Como algumas pessoas sabem, na última quarta estive no Senado Federal para participar de uma mesa sobre mídias sociais e violência contra as mulheres. Esta mesa faz parte dos 16 Dias de Ativismo e foi organizada pela assessoria da senadora Simone Tebet (PMDB-MS), atual presidente da Comissão Mista de Combate à Violência contra a Mulher.
Vanessa Grazziotin
Infelizmente, Simone não pôde estar presente, devido a mil e um compromissos (quem acha que político não trabalha nunca deve ter pisado no Congresso -- o pessoal não para um minuto!). Ela foi substituída por um período por alguém que admiro muitíssimo, a senadora Vanessa Grazziotin (PCdoB-AM) -- já estivemos juntas numa mesa de um congresso da UNE --, da Procuradoria Especial da Mulher, e a deputada federal Tia Eron (PRB-BA), relatora do PL 5555/2015, que trata sobre condutas ofensivas contra as mulheres na internet.  
Foi uma experiência muito boa, e gostaria de compartilhar algumas anotações que fiz com vocês.
A primeira a falar foi Soraia da Rosa Mendes, advogada e representante do CLADEM (Conselho Latino-Americano dos Direitos da Mulher).

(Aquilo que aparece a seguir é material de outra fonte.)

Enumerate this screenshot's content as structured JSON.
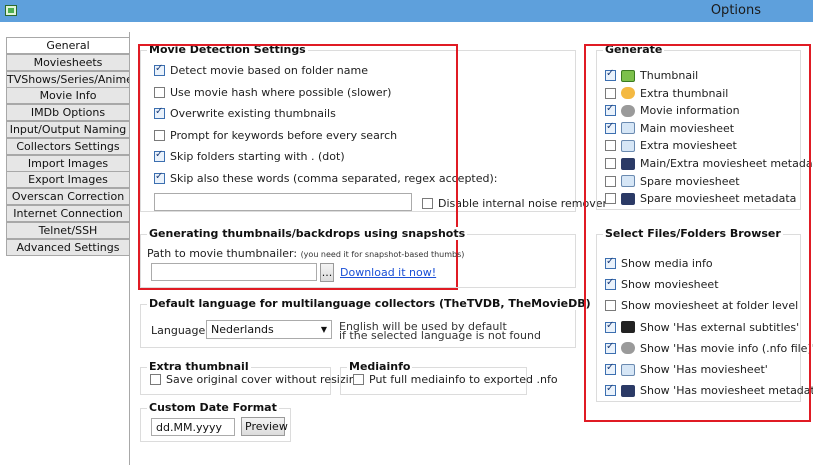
{
  "window": {
    "title": "Options"
  },
  "tabs": [
    "General",
    "Moviesheets",
    "TVShows/Series/Anime",
    "Movie Info",
    "IMDb Options",
    "Input/Output Naming",
    "Collectors Settings",
    "Import Images",
    "Export Images",
    "Overscan Correction",
    "Internet Connection",
    "Telnet/SSH",
    "Advanced Settings"
  ],
  "movie_detection": {
    "title": "Movie Detection Settings",
    "options": [
      {
        "label": "Detect movie based on folder name",
        "checked": true
      },
      {
        "label": "Use movie hash where possible (slower)",
        "checked": false
      },
      {
        "label": "Overwrite existing thumbnails",
        "checked": true
      },
      {
        "label": "Prompt for keywords before every search",
        "checked": false
      },
      {
        "label": "Skip folders starting with . (dot)",
        "checked": true
      },
      {
        "label": "Skip also these words (comma separated, regex accepted):",
        "checked": true
      }
    ],
    "skip_words_value": "",
    "noise_remover": {
      "label": "Disable internal noise remover",
      "checked": false
    }
  },
  "snapshots": {
    "title": "Generating thumbnails/backdrops using snapshots",
    "path_label": "Path to movie thumbnailer:",
    "path_note": "(you need it for snapshot-based thumbs)",
    "path_value": "",
    "browse_label": "...",
    "download_link": "Download it now!"
  },
  "language": {
    "title": "Default language for multilanguage collectors (TheTVDB, TheMovieDB)",
    "label": "Language:",
    "selected": "Nederlands",
    "note_line1": "English will be used by default",
    "note_line2": "if the selected language is not found"
  },
  "extra_thumbnail": {
    "title": "Extra thumbnail",
    "option": {
      "label": "Save original cover without resizing",
      "checked": false
    }
  },
  "mediainfo": {
    "title": "Mediainfo",
    "option": {
      "label": "Put full mediainfo to exported .nfo",
      "checked": false
    }
  },
  "custom_date": {
    "title": "Custom Date Format",
    "value": "dd.MM.yyyy",
    "preview_label": "Preview"
  },
  "generate": {
    "title": "Generate",
    "items": [
      {
        "label": "Thumbnail",
        "checked": true,
        "icon": "thumbnail-icon"
      },
      {
        "label": "Extra thumbnail",
        "checked": false,
        "icon": "extra-thumbnail-icon"
      },
      {
        "label": "Movie information",
        "checked": true,
        "icon": "movie-info-icon"
      },
      {
        "label": "Main moviesheet",
        "checked": true,
        "icon": "moviesheet-icon"
      },
      {
        "label": "Extra moviesheet",
        "checked": false,
        "icon": "moviesheet-icon"
      },
      {
        "label": "Main/Extra moviesheet metadata",
        "checked": false,
        "icon": "metadata-icon"
      },
      {
        "label": "Spare moviesheet",
        "checked": false,
        "icon": "moviesheet-icon"
      },
      {
        "label": "Spare moviesheet metadata",
        "checked": false,
        "icon": "metadata-icon"
      }
    ]
  },
  "browser": {
    "title": "Select Files/Folders Browser",
    "items": [
      {
        "label": "Show media info",
        "checked": true,
        "icon": ""
      },
      {
        "label": "Show moviesheet",
        "checked": true,
        "icon": ""
      },
      {
        "label": "Show moviesheet at folder level",
        "checked": false,
        "icon": ""
      },
      {
        "label": "Show 'Has external subtitles'",
        "checked": true,
        "icon": "subtitles-icon"
      },
      {
        "label": "Show 'Has movie info (.nfo file)'",
        "checked": true,
        "icon": "movie-info-icon"
      },
      {
        "label": "Show 'Has moviesheet'",
        "checked": true,
        "icon": "moviesheet-icon"
      },
      {
        "label": "Show 'Has moviesheet metadata'",
        "checked": true,
        "icon": "metadata-icon"
      }
    ]
  },
  "colors": {
    "titlebar": "#5ea0dc",
    "highlight": "#e01b24",
    "link": "#1a4fd6"
  }
}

Ela relatou que hoje ocorrem no Brasil 52 mil casos de estupro por ano, em que apenas 35% são denunciados. Ou seja, o nível de sub-notificação é enorme. Acrescentou que, para a sociedade, a "vítima perfeita" é aquela que tem marcas de violência. Mas boa parte da violência na internet não deixa marcas físicas. Soraia concluiu que o país ainda não tem regulação para coibir a violência na internet. 
Eu com os simpáticos seguranças do
Sesc-Tijuca após a palestra em
novembro
Eu fui a segunda a falar, e contei o meu caso: que comecei um blog há quase oito anos, que hoje é um dos maiores blogs feministas do Brasil, que de cara apareceram alguns trolls, como sempre surgem em sites de ativismo. Mas que insultos e xingamentos são uma coisa (que também podem ser extremamente negativas, principalmente para meninas jovens); falsificações, montagens, calúnias e ameaças, são bem outra. Relatei algumas poucas ameaças de 2012 e 2014, contei sobre o absurdo que foi palestrar no Sesc, no Rio, cercada por seguranças, por conta da ameaça de atentado. 
Eu acho muito importante citar algumas ameaças, porque o pessoal não tem ideia do grau de misoginia. Tem gente que, mesmo lendo as ameaças de morte e estupro, acha que é mimimi feminista, vitimização. E gente que acha que quem é ativista tem mesmo é que sofrer perseguição. 
Falei também de assuntos mais gerais. Por exemplo, uma delegada da Delegacia de Mulheres de Santos deu uma entrevista recente dizendo que 30% dos casos que chegam lá são referentes a crimes cibernéticos. 30%, quase um terço! E ainda não temos polícias ou advogados preparados pra lidar com esses crimes. 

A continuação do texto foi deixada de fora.